Options for Mounting Rifle Scopes on Firearms
Mounting options for scopes come in a few options. There are the basic scope rings which are individually installed to the optic and one-piece mounts which cradle the scope. These various kinds of mounts also normally are made in quick release variations which use throw levers which allow rifle shooters to quickly mount and dismount the scopes.
Glass Mounts with Hex Key Rings
Standard, clamp-on type mounting scope rings use hex head screws to fix to the flattop design Picatinny scope mount rails on the tops of rifles. These types of scope mounts use double detached rings to support the optic, and are normally constructed from 7075 T6 billet aluminum or similar materials which are manufactured for long distance accuracy shooting. This kind of scope mount is ideal for rifles which need a durable, unfailing mount which will not shift regardless of how much the scope is moved about or jarring the rifle takes. These are the design of mounts you should get for a faithful optics system on a far away hunting or sniper competition long gun which will pretty much never need to be changed or adjusted. Blue 242 Loctite threadlocker can additionally be used on the mount’s screws to keep the hex screw threads from wiggling out after they are mounted tightly in place. An example of these mounting rings are the 30mm style from the Vortex Optics company. The set generally costs around $200 USD
Quick-Release Cantilever Rifle Scope Rings
These types of quick-release rifle scope mounts can be used to rapidly detach a scope and connect it to a different rifle. Several scopes can also be swapped out if they all use a compatible design mount. These types of mounts come in handy for rifle platforms which are transferred a lot, to remove the optic from the rifle for protection, or for optics which are used between numerous rifles or are situationally focused.

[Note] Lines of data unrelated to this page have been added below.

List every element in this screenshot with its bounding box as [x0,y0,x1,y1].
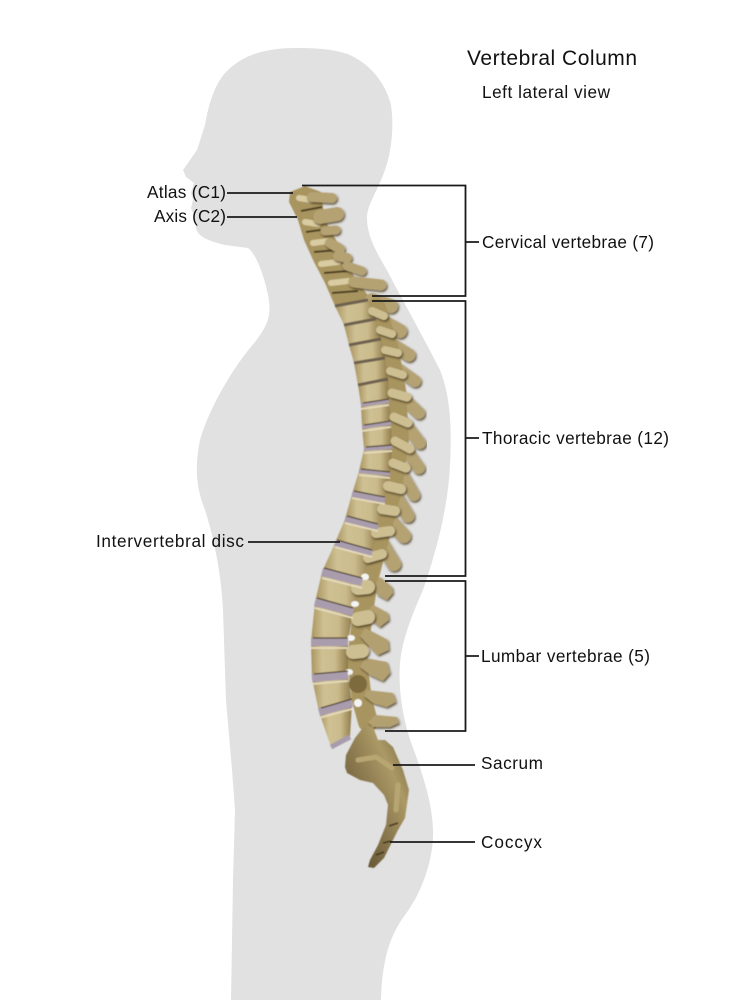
lumbar bracket [385,581,479,731]
label: intervertebral disc: Intervertebral disc [96,531,244,551]
body silhouette [183,48,451,1000]
label: thoracic: Thoracic vertebrae (12) [482,428,669,448]
disc edge shadows [313,399,392,708]
leader: coccyx [390,841,475,843]
subtitle: Left lateral view [482,82,611,102]
posterior column behind the bodies [357,308,399,722]
cervical bracket [302,186,479,296]
pedicles and articular processes [353,311,410,652]
vertebral rims [311,405,392,718]
leader: axis [227,216,297,218]
label: cervical: Cervical vertebrae (7) [482,232,654,252]
spine [289,186,420,868]
intervertebral discs [311,300,392,747]
callout lines and brackets [227,186,479,842]
gaps between the vertebral arches [345,574,369,707]
spinous processes, cervical and thoracic [312,197,420,564]
label: lumbar: Lumbar vertebrae (5) [481,646,650,666]
sacrum and coccyx [345,725,409,868]
label: atlas: Atlas (C1) [147,182,226,202]
vertebral bodies [311,300,392,747]
lumbar processes [360,577,399,727]
label: axis: Axis (C2) [154,206,226,226]
label: coccyx: Coccyx [481,832,542,852]
leader: sacrum [393,764,475,766]
L4 articular shadow [349,675,367,693]
title: Vertebral Column [467,47,637,70]
label: sacrum: Sacrum [481,753,543,773]
cervical vertebral bodies [289,186,372,306]
leader: intervertebral disc [248,541,340,543]
leader: atlas [227,192,293,194]
thoracic bracket [372,301,479,576]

Rifle Optic Tube Sealing and Gas Purging
Wetness inside your rifle scope can ruin a day of shooting and your expensive optic by triggering fogging and developing residue inside of the scope tube. Many scopes prevent wetness from getting in the scope tube with a system of sealing O-rings which are waterproof.
Gas Purged Rifle Optic Tubes
Another component of avoiding the buildup of moisture within the rifle optic tube is filling the tube with a gas like nitrogen. Since this space is currently occupied by the gas, the scope is less impacted by temperature alterations and pressure variations from the outside environment which could possibly enable water vapor to leak in around the seals to fill the void which would otherwise be there. These are good qualities of a good rifle scope to seek out.